You never know how much you really believe anything until its truth or falsehood becomes a matter of life and death to you. It is easy to say you believe a rope to be strong and sound as long as you are merely using it to cord a box. But suppose you had to hang by that rope over a precipice. Wouldn’t you then first discover how much you really trusted it?[10]
Larry Crabb expanded Lewis’ metaphor. He described a “cliff of safety” where we like to stay, where life works reasonably well as we avoid relational risks. We know God loves us, like a “rope of His love” holding us. On the secure cliff we don’t really depend on the rope. It hangs loosely on us, slack with no tension or strain on the strength of the rope. But there is a chasm just over the edge of the cliff. The risk of sharing our heart with someone who might not respond well, or the uncertainty of trusting God in a financial crisis or a health scare, that kind of chasm is terrifying. Abandoning the safety of the cliff, moving beyond the security of our own resources, means plunging into the risks of the chasm. Only then do we actually know and experience and rejoice in the strength of the rope, the absolute faithfulness of God’s love. We all continually choose between managing a life of seeming security on the cliff, or we become confident cliff jumpers. Our trust grows as we see more evidence of His love, wisdom, and providence in our life.
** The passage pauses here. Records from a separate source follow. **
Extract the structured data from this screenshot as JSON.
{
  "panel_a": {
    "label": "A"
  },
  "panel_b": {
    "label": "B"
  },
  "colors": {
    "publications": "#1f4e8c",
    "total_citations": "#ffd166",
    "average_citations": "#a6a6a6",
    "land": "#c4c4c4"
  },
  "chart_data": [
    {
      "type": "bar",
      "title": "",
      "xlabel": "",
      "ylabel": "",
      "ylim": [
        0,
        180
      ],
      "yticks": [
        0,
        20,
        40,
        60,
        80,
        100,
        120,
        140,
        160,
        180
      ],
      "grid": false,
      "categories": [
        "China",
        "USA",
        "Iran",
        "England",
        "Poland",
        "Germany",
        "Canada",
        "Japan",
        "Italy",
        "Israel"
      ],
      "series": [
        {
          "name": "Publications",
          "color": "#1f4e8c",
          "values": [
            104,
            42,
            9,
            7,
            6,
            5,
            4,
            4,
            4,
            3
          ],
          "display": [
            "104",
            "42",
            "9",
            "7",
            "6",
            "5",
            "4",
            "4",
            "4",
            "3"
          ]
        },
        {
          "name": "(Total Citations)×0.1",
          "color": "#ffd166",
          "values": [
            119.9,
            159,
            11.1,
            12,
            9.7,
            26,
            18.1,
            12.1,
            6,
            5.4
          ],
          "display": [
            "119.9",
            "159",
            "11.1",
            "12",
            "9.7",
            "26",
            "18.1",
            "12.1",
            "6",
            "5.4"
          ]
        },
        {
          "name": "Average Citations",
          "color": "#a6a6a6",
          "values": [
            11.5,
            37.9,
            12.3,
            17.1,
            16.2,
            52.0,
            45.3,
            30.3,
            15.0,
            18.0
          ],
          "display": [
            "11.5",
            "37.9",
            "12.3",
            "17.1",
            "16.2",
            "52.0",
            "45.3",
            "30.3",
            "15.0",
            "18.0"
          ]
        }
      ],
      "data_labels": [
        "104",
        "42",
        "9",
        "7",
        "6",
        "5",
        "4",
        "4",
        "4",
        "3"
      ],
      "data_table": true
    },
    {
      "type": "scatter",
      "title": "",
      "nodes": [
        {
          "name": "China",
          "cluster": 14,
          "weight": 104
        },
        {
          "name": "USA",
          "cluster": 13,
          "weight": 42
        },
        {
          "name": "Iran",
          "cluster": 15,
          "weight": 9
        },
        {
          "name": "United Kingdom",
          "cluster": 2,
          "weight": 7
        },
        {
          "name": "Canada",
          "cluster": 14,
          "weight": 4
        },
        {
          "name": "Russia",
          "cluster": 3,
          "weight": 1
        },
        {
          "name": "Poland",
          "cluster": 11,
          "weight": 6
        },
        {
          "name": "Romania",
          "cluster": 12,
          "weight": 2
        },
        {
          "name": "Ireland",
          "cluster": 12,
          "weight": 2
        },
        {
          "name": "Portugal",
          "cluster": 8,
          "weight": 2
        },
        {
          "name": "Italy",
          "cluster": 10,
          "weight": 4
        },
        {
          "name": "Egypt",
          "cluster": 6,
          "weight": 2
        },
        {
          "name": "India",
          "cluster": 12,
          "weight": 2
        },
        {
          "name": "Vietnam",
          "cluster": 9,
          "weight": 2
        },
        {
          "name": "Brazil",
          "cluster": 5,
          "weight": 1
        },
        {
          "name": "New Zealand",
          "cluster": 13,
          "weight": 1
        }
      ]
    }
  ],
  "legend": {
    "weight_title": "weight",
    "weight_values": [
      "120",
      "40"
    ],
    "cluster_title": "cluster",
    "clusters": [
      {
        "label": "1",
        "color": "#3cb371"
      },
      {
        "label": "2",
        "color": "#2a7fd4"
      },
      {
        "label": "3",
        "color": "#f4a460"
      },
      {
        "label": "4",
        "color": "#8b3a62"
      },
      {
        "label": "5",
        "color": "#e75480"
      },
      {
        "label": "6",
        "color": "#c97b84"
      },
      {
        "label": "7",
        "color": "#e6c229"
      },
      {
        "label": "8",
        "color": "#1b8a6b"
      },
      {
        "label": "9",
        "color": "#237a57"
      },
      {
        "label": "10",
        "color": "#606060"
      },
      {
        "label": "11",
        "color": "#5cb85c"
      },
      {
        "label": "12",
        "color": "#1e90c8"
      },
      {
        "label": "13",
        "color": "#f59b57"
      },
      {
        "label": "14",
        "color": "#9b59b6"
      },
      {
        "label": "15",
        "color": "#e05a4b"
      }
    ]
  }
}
A few verses back, James described boats driven by waves and winds yet controlled by a rudder (James 3:4). In that discussion our group had the benefit of a former alternate on an Olympic rowing team who provided insights into James’s image. This week, one of our members, a rock-climbing instructor, likewise added depth to our discussion.
We understood that even when the rope holds there may be scrapes and bruises, but we are not destroyed. Likewise, the strong rope doesn’t eliminate the possibility of pain in our life as we trust God. But our instructor pointed out the benefit of increased experience. Climbing involves not just a one-time abandonment of a cliff, but constant movements from one secure position to another grip that may be more difficult. “The more you do, the easier it is to let go.” He also clarified that, as important as the rope is, the ultimate trust is in the person (or Person) on the other end of the rope. The confidence builds, in rock climbing or in following God through trials, as we take risks. Only then do we actually experience the reliability of the rope. Risks reveal the reliability of the rope holder. That reliability emboldens us to abandon our own efforts to make life work and to trust God in any circumstance. As in rock climbing, “The more you do, the easier it is to let go.”
[1] Douglas Moo, The Letter of James (Grand Rapids, Michigan: William B. Eerdmans Publishing Company. 2000), 186.
[2] Chris A. Vlachos, James: Exegetical Guide to the Greek New Testament (Nashville: B&H Academic, 2013),142.
[3] Craig L. Blomberg, and Mariam J. Kamell, James, Exegetical Commentary on the New Testament (Grand Rapids, Michigan: Zondervan Publishing House, 2008), 185.
[4] Chris A. Vlachos, James: Exegetical Guide to the Greek New Testament (Nashville: B&H Academic, 2013),142.
[5] Larry Crabb, Soul Talk (Nashville, Tennessee: Thomas Nelson, 2003), 235.
cf. Larry Crabb, The Pressure’s Off: There’s A New Way to Live (New York: Waterbrook, 2018), 180
[6] Larry Crabb, “Think Movement: The Cycle of Spiritual Formation” (Session 7) The Soul Care Experience video series (NewWay Ministries, 2006).
[7] C. S. Lewis, The Great Divorce (New York: HarperCollins e-books, 2009), Kindle Edition, location 304, page 13.
[8] C. S. Lewis, Mere Christianity, C.S. Lewis Signature Classics (New York: HarperCollins Publishers Inc., 2021) Kindle Edition, location 850, page 57.
[9] C. S. Lewis, The Great Divorce (New York: HarperCollins e-books, 2009), Kindle Edition, location 682, page 31.
[10] C. S. Lewis, A Grief Observed (London: HarperCollins Publishers Ltd., 1996), Kindle edition location 331, page 17.